As part of the 2017/2018 Federal budget, the Australian Government announced its intention to change the way in which GST is collected from property developers/vendors for new residential premises and new subdivisions of potential residential land.

Under this proposal, a purchaser will be required to pay a component of the purchase price to the Australian Taxation Office (ATO) in satisfaction of GST obligations.

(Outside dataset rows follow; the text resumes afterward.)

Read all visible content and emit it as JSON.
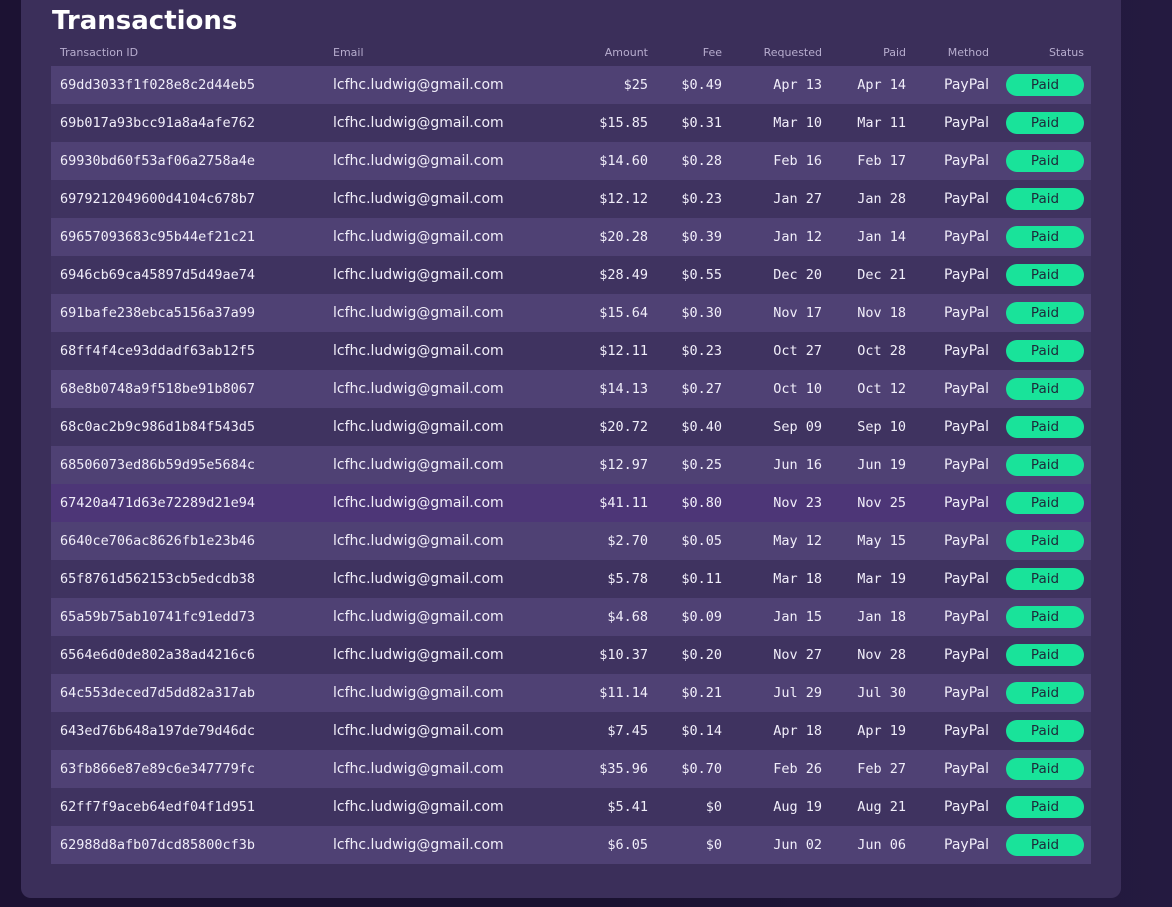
{
  "title": "Transactions",
  "columns": {
    "id": "Transaction ID",
    "email": "Email",
    "amount": "Amount",
    "fee": "Fee",
    "requested": "Requested",
    "paid": "Paid",
    "method": "Method",
    "status": "Status"
  },
  "colors": {
    "status_paid": "#19e39a",
    "panel": "#3b2f5a",
    "row_odd": "#4f4174",
    "row_even": "#3f3360"
  },
  "rows": [
    {
      "id": "69dd3033f1f028e8c2d44eb5",
      "email": "lcfhc.ludwig@gmail.com",
      "amount": "$25",
      "fee": "$0.49",
      "requested": "Apr 13",
      "paid": "Apr 14",
      "method": "PayPal",
      "status": "Paid"
    },
    {
      "id": "69b017a93bcc91a8a4afe762",
      "email": "lcfhc.ludwig@gmail.com",
      "amount": "$15.85",
      "fee": "$0.31",
      "requested": "Mar 10",
      "paid": "Mar 11",
      "method": "PayPal",
      "status": "Paid"
    },
    {
      "id": "69930bd60f53af06a2758a4e",
      "email": "lcfhc.ludwig@gmail.com",
      "amount": "$14.60",
      "fee": "$0.28",
      "requested": "Feb 16",
      "paid": "Feb 17",
      "method": "PayPal",
      "status": "Paid"
    },
    {
      "id": "6979212049600d4104c678b7",
      "email": "lcfhc.ludwig@gmail.com",
      "amount": "$12.12",
      "fee": "$0.23",
      "requested": "Jan 27",
      "paid": "Jan 28",
      "method": "PayPal",
      "status": "Paid"
    },
    {
      "id": "69657093683c95b44ef21c21",
      "email": "lcfhc.ludwig@gmail.com",
      "amount": "$20.28",
      "fee": "$0.39",
      "requested": "Jan 12",
      "paid": "Jan 14",
      "method": "PayPal",
      "status": "Paid"
    },
    {
      "id": "6946cb69ca45897d5d49ae74",
      "email": "lcfhc.ludwig@gmail.com",
      "amount": "$28.49",
      "fee": "$0.55",
      "requested": "Dec 20",
      "paid": "Dec 21",
      "method": "PayPal",
      "status": "Paid"
    },
    {
      "id": "691bafe238ebca5156a37a99",
      "email": "lcfhc.ludwig@gmail.com",
      "amount": "$15.64",
      "fee": "$0.30",
      "requested": "Nov 17",
      "paid": "Nov 18",
      "method": "PayPal",
      "status": "Paid"
    },
    {
      "id": "68ff4f4ce93ddadf63ab12f5",
      "email": "lcfhc.ludwig@gmail.com",
      "amount": "$12.11",
      "fee": "$0.23",
      "requested": "Oct 27",
      "paid": "Oct 28",
      "method": "PayPal",
      "status": "Paid"
    },
    {
      "id": "68e8b0748a9f518be91b8067",
      "email": "lcfhc.ludwig@gmail.com",
      "amount": "$14.13",
      "fee": "$0.27",
      "requested": "Oct 10",
      "paid": "Oct 12",
      "method": "PayPal",
      "status": "Paid"
    },
    {
      "id": "68c0ac2b9c986d1b84f543d5",
      "email": "lcfhc.ludwig@gmail.com",
      "amount": "$20.72",
      "fee": "$0.40",
      "requested": "Sep 09",
      "paid": "Sep 10",
      "method": "PayPal",
      "status": "Paid"
    },
    {
      "id": "68506073ed86b59d95e5684c",
      "email": "lcfhc.ludwig@gmail.com",
      "amount": "$12.97",
      "fee": "$0.25",
      "requested": "Jun 16",
      "paid": "Jun 19",
      "method": "PayPal",
      "status": "Paid"
    },
    {
      "id": "67420a471d63e72289d21e94",
      "email": "lcfhc.ludwig@gmail.com",
      "amount": "$41.11",
      "fee": "$0.80",
      "requested": "Nov 23",
      "paid": "Nov 25",
      "method": "PayPal",
      "status": "Paid"
    },
    {
      "id": "6640ce706ac8626fb1e23b46",
      "email": "lcfhc.ludwig@gmail.com",
      "amount": "$2.70",
      "fee": "$0.05",
      "requested": "May 12",
      "paid": "May 15",
      "method": "PayPal",
      "status": "Paid"
    },
    {
      "id": "65f8761d562153cb5edcdb38",
      "email": "lcfhc.ludwig@gmail.com",
      "amount": "$5.78",
      "fee": "$0.11",
      "requested": "Mar 18",
      "paid": "Mar 19",
      "method": "PayPal",
      "status": "Paid"
    },
    {
      "id": "65a59b75ab10741fc91edd73",
      "email": "lcfhc.ludwig@gmail.com",
      "amount": "$4.68",
      "fee": "$0.09",
      "requested": "Jan 15",
      "paid": "Jan 18",
      "method": "PayPal",
      "status": "Paid"
    },
    {
      "id": "6564e6d0de802a38ad4216c6",
      "email": "lcfhc.ludwig@gmail.com",
      "amount": "$10.37",
      "fee": "$0.20",
      "requested": "Nov 27",
      "paid": "Nov 28",
      "method": "PayPal",
      "status": "Paid"
    },
    {
      "id": "64c553deced7d5dd82a317ab",
      "email": "lcfhc.ludwig@gmail.com",
      "amount": "$11.14",
      "fee": "$0.21",
      "requested": "Jul 29",
      "paid": "Jul 30",
      "method": "PayPal",
      "status": "Paid"
    },
    {
      "id": "643ed76b648a197de79d46dc",
      "email": "lcfhc.ludwig@gmail.com",
      "amount": "$7.45",
      "fee": "$0.14",
      "requested": "Apr 18",
      "paid": "Apr 19",
      "method": "PayPal",
      "status": "Paid"
    },
    {
      "id": "63fb866e87e89c6e347779fc",
      "email": "lcfhc.ludwig@gmail.com",
      "amount": "$35.96",
      "fee": "$0.70",
      "requested": "Feb 26",
      "paid": "Feb 27",
      "method": "PayPal",
      "status": "Paid"
    },
    {
      "id": "62ff7f9aceb64edf04f1d951",
      "email": "lcfhc.ludwig@gmail.com",
      "amount": "$5.41",
      "fee": "$0",
      "requested": "Aug 19",
      "paid": "Aug 21",
      "method": "PayPal",
      "status": "Paid"
    },
    {
      "id": "62988d8afb07dcd85800cf3b",
      "email": "lcfhc.ludwig@gmail.com",
      "amount": "$6.05",
      "fee": "$0",
      "requested": "Jun 02",
      "paid": "Jun 06",
      "method": "PayPal",
      "status": "Paid"
    }
  ]
}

Draft legislation has now been released by the Government. A copy of the draft legislation can be found here.

What will change?

Under the proposed legislation a purchaser of “new residential premises” or “potential residential land” in a new subdivision will need to withhold 1/11th of the purchase price due to the vendor and instead pay this amount to the ATO.

Under the GST Act:

  • Residential premises are considered to be ‘new’ if any of the following apply:
    • the property has not previously been sold as residential premises;
    • the residential premises has been created through substantial renovations; or
    • the residential premises replaces a demolished building on the same land.
  • “Potential residential land” is residential land that does not contain any buildings that are residential premises. To be new, the land must not have been sold as “potential residential land” before.

Generally, the withholding amount must be paid on or before the day that the consideration for the property, other than the deposit, is first paid. In most instances, this will be at the time of settlement.

Once the GST is paid by the purchaser, the vendor will receive a credit when lodging its usual business activity statement with the ATO.

A refund is contemplated where the margin scheme applies, or where payment (or part of it) was made in error. Time limits and other requirements apply.

Certain exclusions have been proposed to the withholding arrangement.

Disclosure obligations

In addition to the above changes, the draft legislation includes disclosure obligation requirements for vendors.

To comply with these disclosure obligations, at least 14 days before a supply is made (generally being the sale of the property) a vendor must notify the purchaser as to whether the purchaser is required to make a payment to the ATO. If the purchaser is required to make a payment, the vendor must provide the required information to enable them to do so. Penalties apply for failure to give notice.

It is expected that in practice, vendors will include the required notice in their sale contracts.

What sales will be affected by these changes?

If the legislation is passed these changes will only affect those sales where the purchase price, excluding the deposit, is paid on or after 1 July 2018, regardless of the contract date.

Transitional arrangements

Certain exemptions are proposed in respect of existing contracts as follows:

  • the withholding requirements will not apply:
    • to contracts entered into prior to 1 July 2018 where the consideration is paid before 1 July 2020 (effectively providing a two year transitional period); and
    • in respect of certain property development arrangements entered into prior to 1 July 2018 where the party responsible for paying the GST wouldreceive a windfall under the new arrangement.
  • the disclosure requirements will not apply to contracts entered into before 1 July 2018

The proposed legislation is open for public submissions until 20 November 2017.